When a police officer pulls a driver over in Florida and believes that the driver is impaired from alcohol or drugs, that police officer will begin a DUI investigation. We would like to say that this is an objective evaluation of whether the driver is impaired, but most often, it appears that the police officer has already formed a conclusion that the driver is impaired and then tries to develop evidence to support that foregone conclusion. Rather than viewing the evidence objectively, the police officer often draws conclusions with the preconceived notion that the driver is impaired and guilty of DUI.
In other words, two people can watch a person walk a straight line and come to different conclusions. But, if one of those people already believes the driver is impaired from alcohol or drugs, he will very likely view the evaluation differently from someone who has no idea there is a DUI investigation taking place.
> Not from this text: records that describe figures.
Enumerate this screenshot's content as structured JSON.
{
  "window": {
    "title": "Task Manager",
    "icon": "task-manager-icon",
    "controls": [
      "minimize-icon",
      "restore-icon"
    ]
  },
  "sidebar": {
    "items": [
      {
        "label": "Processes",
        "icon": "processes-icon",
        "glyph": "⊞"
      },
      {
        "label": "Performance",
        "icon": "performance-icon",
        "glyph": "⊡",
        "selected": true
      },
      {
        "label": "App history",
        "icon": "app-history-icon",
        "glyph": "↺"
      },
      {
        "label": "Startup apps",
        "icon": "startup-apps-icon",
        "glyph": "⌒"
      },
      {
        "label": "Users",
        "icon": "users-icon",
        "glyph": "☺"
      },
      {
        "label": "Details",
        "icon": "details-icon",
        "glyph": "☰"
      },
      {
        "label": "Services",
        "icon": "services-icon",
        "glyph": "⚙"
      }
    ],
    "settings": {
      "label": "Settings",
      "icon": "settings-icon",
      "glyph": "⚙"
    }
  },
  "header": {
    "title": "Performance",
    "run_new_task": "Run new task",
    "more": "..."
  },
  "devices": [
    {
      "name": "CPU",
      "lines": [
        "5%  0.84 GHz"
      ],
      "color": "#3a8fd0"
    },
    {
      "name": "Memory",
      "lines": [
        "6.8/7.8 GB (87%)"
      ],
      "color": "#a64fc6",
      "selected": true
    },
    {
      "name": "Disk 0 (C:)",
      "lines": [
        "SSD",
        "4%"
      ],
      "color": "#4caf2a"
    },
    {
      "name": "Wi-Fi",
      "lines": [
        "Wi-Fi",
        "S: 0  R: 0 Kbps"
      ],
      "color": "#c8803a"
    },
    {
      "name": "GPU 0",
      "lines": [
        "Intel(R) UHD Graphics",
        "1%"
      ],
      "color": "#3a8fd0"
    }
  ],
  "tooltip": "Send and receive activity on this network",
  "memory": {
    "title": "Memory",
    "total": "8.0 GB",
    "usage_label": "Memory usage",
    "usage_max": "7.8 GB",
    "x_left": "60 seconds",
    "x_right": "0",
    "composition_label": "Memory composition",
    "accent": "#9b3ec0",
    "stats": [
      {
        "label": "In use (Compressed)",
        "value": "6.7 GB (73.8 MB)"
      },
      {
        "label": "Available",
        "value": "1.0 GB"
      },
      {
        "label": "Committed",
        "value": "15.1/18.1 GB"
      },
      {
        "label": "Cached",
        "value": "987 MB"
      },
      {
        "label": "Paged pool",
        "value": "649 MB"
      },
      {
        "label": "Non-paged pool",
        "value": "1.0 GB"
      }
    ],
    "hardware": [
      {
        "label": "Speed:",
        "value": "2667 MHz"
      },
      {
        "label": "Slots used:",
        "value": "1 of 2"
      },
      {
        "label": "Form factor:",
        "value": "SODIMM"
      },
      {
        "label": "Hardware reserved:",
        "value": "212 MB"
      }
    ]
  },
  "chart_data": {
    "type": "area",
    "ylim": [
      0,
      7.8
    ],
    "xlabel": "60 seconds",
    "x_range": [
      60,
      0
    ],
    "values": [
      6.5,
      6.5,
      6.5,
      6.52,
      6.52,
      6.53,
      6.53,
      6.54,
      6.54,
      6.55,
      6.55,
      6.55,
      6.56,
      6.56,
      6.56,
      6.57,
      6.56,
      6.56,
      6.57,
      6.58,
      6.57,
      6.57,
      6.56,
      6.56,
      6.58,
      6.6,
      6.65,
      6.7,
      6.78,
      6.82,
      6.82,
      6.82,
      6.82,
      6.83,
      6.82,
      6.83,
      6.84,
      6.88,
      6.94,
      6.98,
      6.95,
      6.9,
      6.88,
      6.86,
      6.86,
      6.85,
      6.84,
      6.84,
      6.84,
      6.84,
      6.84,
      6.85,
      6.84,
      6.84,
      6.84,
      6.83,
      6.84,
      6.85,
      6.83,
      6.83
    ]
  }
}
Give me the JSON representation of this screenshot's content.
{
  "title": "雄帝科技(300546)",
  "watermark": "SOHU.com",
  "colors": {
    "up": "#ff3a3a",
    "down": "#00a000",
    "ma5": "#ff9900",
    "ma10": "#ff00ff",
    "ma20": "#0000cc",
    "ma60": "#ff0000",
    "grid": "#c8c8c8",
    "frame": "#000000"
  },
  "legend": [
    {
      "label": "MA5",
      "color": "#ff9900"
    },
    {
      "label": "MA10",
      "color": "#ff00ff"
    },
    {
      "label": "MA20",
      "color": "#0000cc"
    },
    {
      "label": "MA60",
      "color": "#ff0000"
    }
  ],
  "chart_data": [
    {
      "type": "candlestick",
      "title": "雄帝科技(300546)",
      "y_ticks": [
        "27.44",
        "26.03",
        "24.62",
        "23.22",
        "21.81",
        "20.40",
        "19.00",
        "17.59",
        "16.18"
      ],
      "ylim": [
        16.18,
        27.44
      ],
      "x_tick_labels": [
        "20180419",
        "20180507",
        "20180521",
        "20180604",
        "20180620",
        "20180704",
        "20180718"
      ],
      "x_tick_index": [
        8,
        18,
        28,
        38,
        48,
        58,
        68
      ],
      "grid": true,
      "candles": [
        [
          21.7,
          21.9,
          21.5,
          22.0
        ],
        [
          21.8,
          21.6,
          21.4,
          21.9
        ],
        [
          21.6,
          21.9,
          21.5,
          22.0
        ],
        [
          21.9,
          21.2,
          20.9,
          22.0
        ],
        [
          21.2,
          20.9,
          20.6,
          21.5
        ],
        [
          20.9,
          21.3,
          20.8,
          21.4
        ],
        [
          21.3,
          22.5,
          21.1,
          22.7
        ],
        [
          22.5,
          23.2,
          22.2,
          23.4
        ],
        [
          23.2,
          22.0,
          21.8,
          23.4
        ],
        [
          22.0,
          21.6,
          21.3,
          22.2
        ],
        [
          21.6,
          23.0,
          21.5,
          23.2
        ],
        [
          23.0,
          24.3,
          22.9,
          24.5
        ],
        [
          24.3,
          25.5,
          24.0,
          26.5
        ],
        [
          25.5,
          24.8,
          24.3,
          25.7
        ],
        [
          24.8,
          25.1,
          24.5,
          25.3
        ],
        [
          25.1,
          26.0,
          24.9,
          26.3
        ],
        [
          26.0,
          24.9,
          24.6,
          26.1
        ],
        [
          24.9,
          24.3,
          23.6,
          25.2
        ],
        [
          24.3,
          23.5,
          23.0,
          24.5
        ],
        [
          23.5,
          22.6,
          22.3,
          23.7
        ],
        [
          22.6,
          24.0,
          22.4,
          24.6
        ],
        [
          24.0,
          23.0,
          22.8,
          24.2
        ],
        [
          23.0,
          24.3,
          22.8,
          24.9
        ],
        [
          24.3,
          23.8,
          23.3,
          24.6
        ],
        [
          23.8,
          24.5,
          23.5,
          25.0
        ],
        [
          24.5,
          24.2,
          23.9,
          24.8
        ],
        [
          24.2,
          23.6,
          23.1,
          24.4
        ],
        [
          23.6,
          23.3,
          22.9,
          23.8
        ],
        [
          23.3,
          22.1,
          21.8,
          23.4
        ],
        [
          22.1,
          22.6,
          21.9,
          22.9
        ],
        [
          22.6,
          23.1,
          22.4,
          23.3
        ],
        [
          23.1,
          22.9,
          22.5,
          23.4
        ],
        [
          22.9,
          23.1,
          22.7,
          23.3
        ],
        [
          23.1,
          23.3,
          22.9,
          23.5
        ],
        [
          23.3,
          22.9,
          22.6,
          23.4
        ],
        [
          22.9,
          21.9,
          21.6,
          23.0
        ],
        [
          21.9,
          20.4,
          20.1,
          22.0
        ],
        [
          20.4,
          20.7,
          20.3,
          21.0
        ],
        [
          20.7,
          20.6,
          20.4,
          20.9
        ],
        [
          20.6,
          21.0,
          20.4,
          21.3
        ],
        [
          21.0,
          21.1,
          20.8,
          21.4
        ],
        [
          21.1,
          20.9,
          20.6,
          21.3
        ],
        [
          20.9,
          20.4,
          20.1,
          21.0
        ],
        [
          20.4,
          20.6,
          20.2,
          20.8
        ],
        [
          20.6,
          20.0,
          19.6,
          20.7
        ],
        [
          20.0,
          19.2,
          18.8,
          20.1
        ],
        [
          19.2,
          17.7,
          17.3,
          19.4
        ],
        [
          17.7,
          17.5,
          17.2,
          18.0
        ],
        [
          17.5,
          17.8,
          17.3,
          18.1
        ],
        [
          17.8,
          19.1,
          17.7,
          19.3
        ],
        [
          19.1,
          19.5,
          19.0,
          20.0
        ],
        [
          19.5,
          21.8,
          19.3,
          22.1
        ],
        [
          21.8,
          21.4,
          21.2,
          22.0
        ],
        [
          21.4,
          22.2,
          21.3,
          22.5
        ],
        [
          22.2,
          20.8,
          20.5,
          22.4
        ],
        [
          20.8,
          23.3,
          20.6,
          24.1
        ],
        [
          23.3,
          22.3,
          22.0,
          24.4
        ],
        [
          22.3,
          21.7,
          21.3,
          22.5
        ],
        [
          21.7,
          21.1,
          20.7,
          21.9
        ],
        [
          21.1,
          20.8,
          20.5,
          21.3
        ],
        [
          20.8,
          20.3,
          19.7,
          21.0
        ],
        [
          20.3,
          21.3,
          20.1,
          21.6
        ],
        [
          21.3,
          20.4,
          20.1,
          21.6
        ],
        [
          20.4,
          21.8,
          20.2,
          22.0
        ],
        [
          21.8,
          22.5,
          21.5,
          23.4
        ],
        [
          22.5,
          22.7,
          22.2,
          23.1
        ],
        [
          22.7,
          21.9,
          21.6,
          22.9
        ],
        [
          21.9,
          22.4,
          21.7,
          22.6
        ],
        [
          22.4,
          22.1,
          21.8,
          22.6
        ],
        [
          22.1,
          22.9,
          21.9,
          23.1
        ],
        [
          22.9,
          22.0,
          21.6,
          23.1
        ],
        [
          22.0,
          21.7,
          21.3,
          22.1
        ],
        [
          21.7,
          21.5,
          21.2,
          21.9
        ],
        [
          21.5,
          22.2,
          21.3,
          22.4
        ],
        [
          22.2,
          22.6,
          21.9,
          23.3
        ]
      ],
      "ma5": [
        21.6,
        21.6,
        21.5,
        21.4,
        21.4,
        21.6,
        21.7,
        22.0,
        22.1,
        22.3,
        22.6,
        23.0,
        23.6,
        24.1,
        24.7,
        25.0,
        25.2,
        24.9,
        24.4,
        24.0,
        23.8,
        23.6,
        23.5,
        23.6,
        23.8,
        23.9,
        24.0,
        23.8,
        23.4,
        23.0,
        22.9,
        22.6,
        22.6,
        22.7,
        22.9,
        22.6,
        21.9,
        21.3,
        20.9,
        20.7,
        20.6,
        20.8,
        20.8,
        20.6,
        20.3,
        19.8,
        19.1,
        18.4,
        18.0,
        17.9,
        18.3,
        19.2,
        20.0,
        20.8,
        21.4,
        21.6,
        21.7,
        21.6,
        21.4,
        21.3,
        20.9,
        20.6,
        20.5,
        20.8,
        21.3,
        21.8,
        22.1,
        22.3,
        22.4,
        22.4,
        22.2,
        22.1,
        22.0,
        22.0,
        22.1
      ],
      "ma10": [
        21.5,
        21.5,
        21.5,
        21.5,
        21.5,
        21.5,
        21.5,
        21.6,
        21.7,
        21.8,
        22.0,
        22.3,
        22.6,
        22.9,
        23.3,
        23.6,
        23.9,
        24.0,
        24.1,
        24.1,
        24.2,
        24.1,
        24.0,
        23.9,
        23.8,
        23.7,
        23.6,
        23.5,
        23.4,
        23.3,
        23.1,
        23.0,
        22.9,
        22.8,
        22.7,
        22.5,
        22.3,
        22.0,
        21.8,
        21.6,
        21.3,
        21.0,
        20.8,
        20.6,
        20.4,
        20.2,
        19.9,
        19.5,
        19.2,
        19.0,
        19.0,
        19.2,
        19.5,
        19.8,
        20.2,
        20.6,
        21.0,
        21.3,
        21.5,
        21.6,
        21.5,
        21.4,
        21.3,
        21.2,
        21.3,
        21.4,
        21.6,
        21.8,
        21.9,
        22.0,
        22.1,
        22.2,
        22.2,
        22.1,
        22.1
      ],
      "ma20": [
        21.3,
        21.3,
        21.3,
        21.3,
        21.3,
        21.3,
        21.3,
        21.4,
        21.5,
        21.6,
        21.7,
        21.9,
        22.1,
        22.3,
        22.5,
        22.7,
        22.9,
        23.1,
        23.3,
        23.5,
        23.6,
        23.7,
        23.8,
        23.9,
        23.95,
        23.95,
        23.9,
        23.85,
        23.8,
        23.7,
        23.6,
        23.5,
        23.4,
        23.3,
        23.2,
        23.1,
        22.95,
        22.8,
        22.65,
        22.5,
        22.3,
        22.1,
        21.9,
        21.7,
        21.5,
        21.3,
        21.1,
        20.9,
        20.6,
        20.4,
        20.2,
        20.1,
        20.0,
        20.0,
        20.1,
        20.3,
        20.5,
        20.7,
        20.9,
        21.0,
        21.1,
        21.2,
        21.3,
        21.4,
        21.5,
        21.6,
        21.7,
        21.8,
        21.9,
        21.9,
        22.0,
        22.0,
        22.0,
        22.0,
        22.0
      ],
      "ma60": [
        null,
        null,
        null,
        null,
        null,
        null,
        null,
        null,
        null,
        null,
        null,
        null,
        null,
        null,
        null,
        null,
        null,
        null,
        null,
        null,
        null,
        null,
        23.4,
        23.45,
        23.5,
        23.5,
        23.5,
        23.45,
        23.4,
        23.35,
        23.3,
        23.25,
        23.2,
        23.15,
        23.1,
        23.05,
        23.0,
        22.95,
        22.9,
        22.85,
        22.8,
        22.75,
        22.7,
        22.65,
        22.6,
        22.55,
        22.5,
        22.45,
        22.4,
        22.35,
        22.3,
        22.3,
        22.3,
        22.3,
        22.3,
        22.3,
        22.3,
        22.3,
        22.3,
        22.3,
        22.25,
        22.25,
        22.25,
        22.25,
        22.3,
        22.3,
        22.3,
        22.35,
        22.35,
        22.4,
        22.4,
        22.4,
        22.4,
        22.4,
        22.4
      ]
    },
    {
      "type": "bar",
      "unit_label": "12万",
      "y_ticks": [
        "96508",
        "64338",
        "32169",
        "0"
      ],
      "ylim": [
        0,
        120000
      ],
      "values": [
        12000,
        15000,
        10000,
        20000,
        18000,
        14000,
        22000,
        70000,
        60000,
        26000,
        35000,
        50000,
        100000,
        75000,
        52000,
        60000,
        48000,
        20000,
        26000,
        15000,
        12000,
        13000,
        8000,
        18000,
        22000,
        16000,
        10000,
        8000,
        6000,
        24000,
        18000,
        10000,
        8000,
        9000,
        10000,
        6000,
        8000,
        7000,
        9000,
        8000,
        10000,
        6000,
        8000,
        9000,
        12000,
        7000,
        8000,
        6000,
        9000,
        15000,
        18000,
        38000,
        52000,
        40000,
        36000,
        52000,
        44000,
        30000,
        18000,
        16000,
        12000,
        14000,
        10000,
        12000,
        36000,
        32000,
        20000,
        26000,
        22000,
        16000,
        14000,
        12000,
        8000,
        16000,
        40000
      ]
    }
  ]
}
This is particularly try if the former person’s job is to make DUI arrests.
During DUI investigations in Florida, the police officer will almost always ask the driver to participate in field sobriety exercises. These are completely voluntary and can be refused without a direct negative impact on one’s driving privileges. Most importantly, they are completely subjective, meaning whether the driver passes or fails depends completely on the opinion of the officer, who already thinks the driver is impaired or he/she would not be going through this in the first place.
One way to level the playing field is to have the field sobriety test performance recorded on video. Not every police car has a video camera. If you get stopped for DUI in Florida, I would really think twice before agreeing to perform field sobriety tests if the police car does not have a video recording everything. You might think you performed perfectly, but without video, if the police officer said you failed, which is likely, then it is your word against his/hers and you may not want your freedom depending on that outcome.
If you do refuse to perform the field sobriety exercises, the prosecutor can normally use that refusal against you in court. The prosecutor can argue to a jury that you refused because you knew you were too impaired to pass them. Of course, if there was no camera, a DUI defendant can respond by saying he/she refused because there was no objective basis for evaluating the tests for a jury to see in court.
When a police officer asks a DUI suspect to submit to the field sobriety tests, he/she is supposed to tell the suspect that there may be negative consequences if the driver refuses, such as the state using the refusal against the suspect at the DUI trial. If the police officer fails to do that and the suspect had a logical reason to refuse the field sobriety tests other than being too impaired, the criminal defense lawyer can file a motion to exclude evidence of the refusal at the DUI trial. In some DUI cases in Jacksonville, Florida, this evidence of a refusal to submit to field sobriety exercises has been excluded from the DUI trial.